Tasslehoff stretched out his hands, felt the cool metal of the chain, and began to climb. He heard a door boom, far below, and the chilling wail of the dark elf again. It didn’t sound deadly this time, more like a cry of rage and anger. Tas hoped this meant his friends had escaped.
“I wonder how I’ll find them again,” he asked himself softly, feeling discouraged for a moment. Then he heard Fizban muttering to himself and cheered up. He wasn’t alone.
Thick, heavy darkness wrapped around the kender. Climbing by feel alone, he was growing extremely tired when he felt cool air brush his right cheek. He sensed, rather than saw, that he must be coming to the place where the chain and the mechanism linked up (Tas was rather proud of that pun). If only he could see! Then he remembered. He was, after all, with a magician.
“We could use a light,” Tas called out.
“A fight?
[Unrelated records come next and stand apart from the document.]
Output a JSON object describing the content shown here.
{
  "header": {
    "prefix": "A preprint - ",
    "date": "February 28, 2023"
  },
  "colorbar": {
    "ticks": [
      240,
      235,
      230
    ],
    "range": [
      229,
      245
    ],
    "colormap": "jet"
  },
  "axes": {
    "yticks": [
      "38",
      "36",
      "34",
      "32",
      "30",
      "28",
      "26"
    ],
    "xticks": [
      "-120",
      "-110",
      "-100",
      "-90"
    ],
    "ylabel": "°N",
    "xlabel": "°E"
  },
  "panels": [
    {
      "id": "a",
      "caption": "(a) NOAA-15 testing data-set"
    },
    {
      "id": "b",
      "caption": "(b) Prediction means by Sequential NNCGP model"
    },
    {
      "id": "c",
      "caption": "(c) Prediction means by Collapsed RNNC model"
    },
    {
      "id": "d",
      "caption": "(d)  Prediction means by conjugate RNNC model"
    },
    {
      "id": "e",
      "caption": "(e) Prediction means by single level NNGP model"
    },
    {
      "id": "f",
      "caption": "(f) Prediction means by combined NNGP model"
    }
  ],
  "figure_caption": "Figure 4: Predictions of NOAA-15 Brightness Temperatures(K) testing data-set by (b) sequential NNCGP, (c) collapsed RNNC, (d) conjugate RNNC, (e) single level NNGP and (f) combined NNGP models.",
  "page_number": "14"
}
Where?” Fizban nearly lost his grip on the chain.
“Not fight! Light!” Tas said patiently, clinging to a link. “I think we’re near the top of this thing and we really ought to have a look around.”
“Oh, certainly. Let’s see, light …” Tas heard the magician fumbling in his pouches. Apparently he found what he was searching for, because he soon gave a little crow of triumph, spoke a few words, and a small puffball of bluish-yellow flame appeared, hovering near the magician’s hat.
The glowing puffball whizzed up, danced around Tasslehoff as if to inspect the kender, then returned to the proud magician. Tas was enchanted. He had all sorts of questions regarding the wonderful flaming puffball, but his arms were getting shaky and the old magician was nearly done in. He knew they had better find some way to get off this chain.
Looking up, he saw that they were, as he had guessed, at the top part of the fortress. The chain ran up over a huge wooden cogwheel mounted on an iron axle anchored in solid stone. The links of the chain fit over teeth big as tree trunks, then the chain stretched out across the wide shaft, disappearing into a tunnel to the kender’s right.
“We can climb onto that gear and crawl along the chain into the tunnel,” the kender said, pointing. “Can you send the light up here?”
“Light, to the wheel,” Fizban instructed.
The light wavered in the air for a moment, then danced back and forth in a decidedly nay-saying manner.
Fizban frowned. “Light—to the wheel!” he repeated firmly.
The puffball flame darted around to hide behind the magician’s hat. Fizban, making a wild grab for it, nearly fell, and flung both arms around the chain. The puffball light danced in the air behind him as if enjoying the game.
“Uh, I guess we’ve got enough light, after all,” Tas said.
“No discipline in the younger generation,” Fizban grumbled. “His father—now there was a puffball …” The old magician’s voice died away as he began to climb again, the puffball flame hovering near the tip of his battered hat.
Tas soon reached the first tooth on the wheel. Discovering the teeth were rough hewn and easy to climb, Tas crawled from one to another until he reached the top. Fizban, his robes hiked up around his thighs, followed with amazing agility.